In seiner 186. Sitzung hat der Bundestag am 12. November 2008 mit einer Mehrheit von 375:168 Stimmen für das umstrittene »Gesetz über das Bundeskriminalamt und die Zusammenarbeit des Bundes und der Länder in kriminalpolizeilichen Angelegenheiten« (BKA-Gesetz) gestimmt. Im Streitpunkt um die im Gesetz u.a. vorgesehene Online-Durchsuchung hatten sich die Regierungsparteien erst eine Woche zuvor auf ein zweistufiges Verfahren geeinigt, das in erster Stufe die richterliche Anordnung der Durchsuchung und in zweiter Stufe die Prüfung der dadurch gewonnenen Ergebnisse auf kernbereichsrelevante Inhalte durch zwei BKA-Beamte und den unabhängigen Datenschutzbeauftragten des BKA vorsieht (vgl. Meldung vom 6. November 2008). Damit sollen die vom Bundesverfassungsgericht aufgestellten Voraussetzungen erfüllt werden. Die Karlsruher Richter hatten im Februar 2008 in einen Urteil zum nordrhein-westfälischen Verfassungsschutzgesetz hohe Anforderungen an die Rechtfertigung eines Eingriffs in das »Grundrecht auf Vertraulichkeit und Integrität informationstechnischer Systeme« geknüpft (BVerfG ZUM 2008, Heft 4, Seite 301). Der innenpolitische Sprecher der SPD-Bundestagsfraktion, Dieter Wiefelspütz, sprach in der Lesung im Bundestag von einer Vorbildfunktion des BKA-Gesetzes gerade für landesrechtliche Regelungen.

Kritik gegen das nun beschlossene Gesetz kam im Vorfeld der Abstimmung im Bundestag neben der Opposition auch von zahlreichen Verbänden. So bezeichnete der Präsident des Bundesverbandes Informationswirtschaft, Telekommunikation und neue Medien e.V. (BITKOM), Prof. August-Wilhelm Scheer die Regelungen des BKA-Gesetzes als »Gummiparagraphen«. Das Gesetz enthalte Fehlentscheidungen und lasse entscheidende Fragen offen.

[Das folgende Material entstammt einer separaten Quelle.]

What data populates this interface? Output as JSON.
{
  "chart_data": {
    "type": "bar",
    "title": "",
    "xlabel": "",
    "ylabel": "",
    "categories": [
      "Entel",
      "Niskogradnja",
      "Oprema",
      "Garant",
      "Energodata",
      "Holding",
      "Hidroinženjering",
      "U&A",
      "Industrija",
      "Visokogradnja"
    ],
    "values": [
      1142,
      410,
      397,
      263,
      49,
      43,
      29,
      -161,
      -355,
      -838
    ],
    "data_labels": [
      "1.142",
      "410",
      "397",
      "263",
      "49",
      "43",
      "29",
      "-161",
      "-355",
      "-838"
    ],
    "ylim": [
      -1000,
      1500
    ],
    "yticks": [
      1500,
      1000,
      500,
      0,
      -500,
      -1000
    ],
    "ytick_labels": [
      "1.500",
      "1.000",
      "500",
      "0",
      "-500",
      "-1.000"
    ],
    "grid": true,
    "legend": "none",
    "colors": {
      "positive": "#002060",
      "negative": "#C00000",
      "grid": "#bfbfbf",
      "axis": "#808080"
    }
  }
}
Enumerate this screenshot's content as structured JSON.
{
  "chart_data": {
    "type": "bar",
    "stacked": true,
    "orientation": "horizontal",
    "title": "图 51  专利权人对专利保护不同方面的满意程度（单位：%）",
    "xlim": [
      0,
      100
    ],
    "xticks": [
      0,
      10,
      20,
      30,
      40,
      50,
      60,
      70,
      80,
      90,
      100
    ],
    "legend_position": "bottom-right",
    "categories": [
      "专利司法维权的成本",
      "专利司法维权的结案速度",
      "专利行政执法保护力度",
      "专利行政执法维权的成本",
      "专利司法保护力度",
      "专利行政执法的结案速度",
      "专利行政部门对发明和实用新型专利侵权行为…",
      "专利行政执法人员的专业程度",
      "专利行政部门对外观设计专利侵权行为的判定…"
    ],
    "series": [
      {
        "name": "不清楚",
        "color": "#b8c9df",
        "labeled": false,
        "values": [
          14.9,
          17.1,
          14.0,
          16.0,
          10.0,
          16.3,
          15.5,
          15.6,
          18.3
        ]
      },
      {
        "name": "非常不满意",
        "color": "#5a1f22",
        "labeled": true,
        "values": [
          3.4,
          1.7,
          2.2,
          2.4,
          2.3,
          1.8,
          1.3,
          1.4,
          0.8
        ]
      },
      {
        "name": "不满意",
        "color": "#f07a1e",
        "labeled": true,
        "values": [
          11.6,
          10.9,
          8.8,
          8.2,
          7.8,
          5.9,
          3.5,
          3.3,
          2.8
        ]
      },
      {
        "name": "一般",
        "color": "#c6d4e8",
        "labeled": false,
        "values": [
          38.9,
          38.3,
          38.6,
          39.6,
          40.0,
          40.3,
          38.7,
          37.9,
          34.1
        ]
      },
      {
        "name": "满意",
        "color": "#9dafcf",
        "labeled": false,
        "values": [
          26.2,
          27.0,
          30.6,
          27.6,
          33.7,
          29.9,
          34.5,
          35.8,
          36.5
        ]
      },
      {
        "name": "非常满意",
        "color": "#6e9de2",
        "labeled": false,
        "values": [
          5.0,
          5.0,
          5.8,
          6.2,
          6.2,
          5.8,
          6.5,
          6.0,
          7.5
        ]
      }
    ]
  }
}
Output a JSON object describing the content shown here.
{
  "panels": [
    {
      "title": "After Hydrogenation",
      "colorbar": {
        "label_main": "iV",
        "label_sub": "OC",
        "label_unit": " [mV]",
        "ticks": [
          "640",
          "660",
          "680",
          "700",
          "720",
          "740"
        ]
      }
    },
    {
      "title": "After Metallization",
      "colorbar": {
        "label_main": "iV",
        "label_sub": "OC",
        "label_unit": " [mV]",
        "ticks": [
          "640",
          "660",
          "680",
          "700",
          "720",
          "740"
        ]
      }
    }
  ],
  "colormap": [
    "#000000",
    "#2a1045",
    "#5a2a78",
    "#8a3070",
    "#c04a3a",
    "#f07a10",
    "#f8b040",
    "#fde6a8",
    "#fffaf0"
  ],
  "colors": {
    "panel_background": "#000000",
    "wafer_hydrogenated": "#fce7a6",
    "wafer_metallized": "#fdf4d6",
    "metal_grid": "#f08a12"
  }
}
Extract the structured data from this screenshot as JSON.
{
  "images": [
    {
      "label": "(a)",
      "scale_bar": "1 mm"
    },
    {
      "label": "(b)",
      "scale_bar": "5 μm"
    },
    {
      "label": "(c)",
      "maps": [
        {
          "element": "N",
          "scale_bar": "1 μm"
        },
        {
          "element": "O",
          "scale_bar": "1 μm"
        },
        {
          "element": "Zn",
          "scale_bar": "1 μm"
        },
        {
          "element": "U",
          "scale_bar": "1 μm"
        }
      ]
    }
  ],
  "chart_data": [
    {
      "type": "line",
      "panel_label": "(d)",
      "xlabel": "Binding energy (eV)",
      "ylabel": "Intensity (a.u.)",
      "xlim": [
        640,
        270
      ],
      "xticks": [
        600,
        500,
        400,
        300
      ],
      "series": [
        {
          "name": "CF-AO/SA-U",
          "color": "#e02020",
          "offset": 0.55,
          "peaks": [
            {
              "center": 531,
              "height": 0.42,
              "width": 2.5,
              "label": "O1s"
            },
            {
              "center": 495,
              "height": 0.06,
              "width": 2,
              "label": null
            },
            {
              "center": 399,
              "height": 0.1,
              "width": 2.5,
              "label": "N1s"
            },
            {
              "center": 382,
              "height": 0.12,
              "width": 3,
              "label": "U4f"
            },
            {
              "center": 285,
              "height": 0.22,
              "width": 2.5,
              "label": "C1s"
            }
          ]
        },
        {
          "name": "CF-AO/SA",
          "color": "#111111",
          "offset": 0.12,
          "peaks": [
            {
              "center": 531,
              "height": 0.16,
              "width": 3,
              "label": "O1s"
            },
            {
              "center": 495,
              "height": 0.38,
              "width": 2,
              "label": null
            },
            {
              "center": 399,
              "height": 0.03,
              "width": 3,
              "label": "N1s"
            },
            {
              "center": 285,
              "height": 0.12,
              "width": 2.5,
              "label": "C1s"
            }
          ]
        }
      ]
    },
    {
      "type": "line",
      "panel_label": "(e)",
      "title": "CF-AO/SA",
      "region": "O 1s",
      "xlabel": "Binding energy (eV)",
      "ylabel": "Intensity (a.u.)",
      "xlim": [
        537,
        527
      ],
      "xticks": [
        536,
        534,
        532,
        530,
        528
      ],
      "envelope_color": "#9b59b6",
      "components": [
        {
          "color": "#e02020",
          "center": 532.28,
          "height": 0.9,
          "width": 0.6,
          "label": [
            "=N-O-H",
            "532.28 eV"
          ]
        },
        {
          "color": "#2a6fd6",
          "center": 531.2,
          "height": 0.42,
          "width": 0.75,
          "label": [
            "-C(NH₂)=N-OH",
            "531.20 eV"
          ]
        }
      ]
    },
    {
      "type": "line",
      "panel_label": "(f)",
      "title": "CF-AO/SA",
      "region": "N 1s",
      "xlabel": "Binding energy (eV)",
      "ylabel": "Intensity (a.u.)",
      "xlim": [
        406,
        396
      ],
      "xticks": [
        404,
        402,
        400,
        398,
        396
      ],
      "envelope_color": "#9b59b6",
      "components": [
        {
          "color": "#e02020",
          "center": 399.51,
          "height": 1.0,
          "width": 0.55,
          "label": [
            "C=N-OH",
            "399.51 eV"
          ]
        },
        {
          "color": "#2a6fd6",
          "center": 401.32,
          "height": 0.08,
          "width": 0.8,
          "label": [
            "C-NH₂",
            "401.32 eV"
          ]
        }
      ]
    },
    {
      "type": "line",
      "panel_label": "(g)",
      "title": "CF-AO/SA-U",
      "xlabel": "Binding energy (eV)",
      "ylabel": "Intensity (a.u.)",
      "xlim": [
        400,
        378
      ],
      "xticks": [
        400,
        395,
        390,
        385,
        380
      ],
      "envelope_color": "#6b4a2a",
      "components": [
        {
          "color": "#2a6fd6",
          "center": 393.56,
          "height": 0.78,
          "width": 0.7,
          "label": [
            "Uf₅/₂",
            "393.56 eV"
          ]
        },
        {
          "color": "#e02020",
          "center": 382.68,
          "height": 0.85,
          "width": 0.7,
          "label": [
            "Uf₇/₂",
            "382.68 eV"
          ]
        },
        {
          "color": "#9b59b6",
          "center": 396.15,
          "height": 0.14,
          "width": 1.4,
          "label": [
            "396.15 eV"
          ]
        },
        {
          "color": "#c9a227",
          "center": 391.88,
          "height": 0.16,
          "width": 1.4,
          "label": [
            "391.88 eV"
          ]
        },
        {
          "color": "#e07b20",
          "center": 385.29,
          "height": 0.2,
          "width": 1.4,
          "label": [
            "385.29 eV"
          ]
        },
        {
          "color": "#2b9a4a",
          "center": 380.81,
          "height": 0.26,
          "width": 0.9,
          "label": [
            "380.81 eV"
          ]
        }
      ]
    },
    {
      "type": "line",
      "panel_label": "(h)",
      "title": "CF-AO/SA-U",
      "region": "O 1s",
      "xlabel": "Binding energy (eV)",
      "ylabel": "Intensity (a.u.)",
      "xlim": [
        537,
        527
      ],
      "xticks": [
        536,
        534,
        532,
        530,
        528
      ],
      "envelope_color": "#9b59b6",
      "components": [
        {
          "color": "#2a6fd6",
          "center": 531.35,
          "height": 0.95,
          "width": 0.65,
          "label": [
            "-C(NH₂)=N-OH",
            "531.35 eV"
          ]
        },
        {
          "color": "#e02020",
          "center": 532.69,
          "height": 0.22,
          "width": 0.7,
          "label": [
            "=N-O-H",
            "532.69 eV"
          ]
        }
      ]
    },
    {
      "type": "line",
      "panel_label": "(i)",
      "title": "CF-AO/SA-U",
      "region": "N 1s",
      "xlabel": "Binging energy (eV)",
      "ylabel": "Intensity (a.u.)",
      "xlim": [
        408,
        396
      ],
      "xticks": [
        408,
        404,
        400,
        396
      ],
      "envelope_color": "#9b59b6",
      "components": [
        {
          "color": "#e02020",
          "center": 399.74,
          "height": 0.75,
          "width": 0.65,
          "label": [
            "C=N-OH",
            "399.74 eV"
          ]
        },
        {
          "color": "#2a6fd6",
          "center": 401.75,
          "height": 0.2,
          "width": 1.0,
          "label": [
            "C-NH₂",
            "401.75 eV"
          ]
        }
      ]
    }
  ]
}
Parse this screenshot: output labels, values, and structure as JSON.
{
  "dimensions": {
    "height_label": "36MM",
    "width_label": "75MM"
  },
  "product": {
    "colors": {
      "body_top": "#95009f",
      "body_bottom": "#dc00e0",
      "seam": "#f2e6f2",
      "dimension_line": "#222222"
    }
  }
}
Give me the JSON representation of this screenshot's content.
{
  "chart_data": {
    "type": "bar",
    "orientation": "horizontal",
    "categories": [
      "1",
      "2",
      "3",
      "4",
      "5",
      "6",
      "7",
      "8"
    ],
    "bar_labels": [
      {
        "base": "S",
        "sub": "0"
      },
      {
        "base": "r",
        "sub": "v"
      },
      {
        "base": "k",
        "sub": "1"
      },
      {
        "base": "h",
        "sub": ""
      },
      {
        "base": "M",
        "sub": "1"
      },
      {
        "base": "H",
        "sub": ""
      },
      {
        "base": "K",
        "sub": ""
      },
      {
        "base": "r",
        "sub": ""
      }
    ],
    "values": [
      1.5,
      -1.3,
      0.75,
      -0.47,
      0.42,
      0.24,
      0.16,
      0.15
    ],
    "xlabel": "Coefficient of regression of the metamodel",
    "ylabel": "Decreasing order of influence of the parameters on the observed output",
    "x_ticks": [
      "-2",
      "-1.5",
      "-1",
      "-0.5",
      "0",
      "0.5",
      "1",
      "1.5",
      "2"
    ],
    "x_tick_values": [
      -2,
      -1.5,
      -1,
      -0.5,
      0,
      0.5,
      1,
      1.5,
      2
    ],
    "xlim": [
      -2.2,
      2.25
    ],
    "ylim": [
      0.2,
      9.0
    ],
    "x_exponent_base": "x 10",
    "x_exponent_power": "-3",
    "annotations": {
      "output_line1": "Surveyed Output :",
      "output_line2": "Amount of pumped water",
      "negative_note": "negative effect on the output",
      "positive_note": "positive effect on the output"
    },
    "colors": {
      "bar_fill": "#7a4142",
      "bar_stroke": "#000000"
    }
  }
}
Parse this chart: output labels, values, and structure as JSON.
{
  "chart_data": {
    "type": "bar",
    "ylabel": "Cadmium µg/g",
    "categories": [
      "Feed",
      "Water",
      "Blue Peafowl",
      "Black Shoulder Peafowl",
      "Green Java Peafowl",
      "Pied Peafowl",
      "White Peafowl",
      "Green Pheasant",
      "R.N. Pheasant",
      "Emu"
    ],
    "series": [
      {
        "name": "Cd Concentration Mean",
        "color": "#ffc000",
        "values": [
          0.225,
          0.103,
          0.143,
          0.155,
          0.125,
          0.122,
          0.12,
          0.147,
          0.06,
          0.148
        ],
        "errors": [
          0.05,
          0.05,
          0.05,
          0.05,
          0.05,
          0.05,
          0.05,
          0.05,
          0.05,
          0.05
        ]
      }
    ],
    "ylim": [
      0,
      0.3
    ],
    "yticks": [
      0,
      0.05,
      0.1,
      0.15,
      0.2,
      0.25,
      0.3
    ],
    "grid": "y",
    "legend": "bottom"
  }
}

Darüber hinaus werde gerade bei Online-Durchsuchungen die Privatsphäre des Einzelnen nicht in dem vom Verfassungsgericht vorgegebenen Umfang geschützt; es fehle eine Abwägung von Risiken und Nutzen dieser Maßnahmen. Auch sei deren Umfang unklar: Der Staat müsse klarstellen, ob nur Computer Verdächtiger oder etwa auch Server von E-Mail-Anbietern durchsucht werden sollen. In letzterem Fall seien die Maßnahmen ohnehin ineffektiv, da bespielsweise auf ausländische Mail-Provider ausgewichen werden könne.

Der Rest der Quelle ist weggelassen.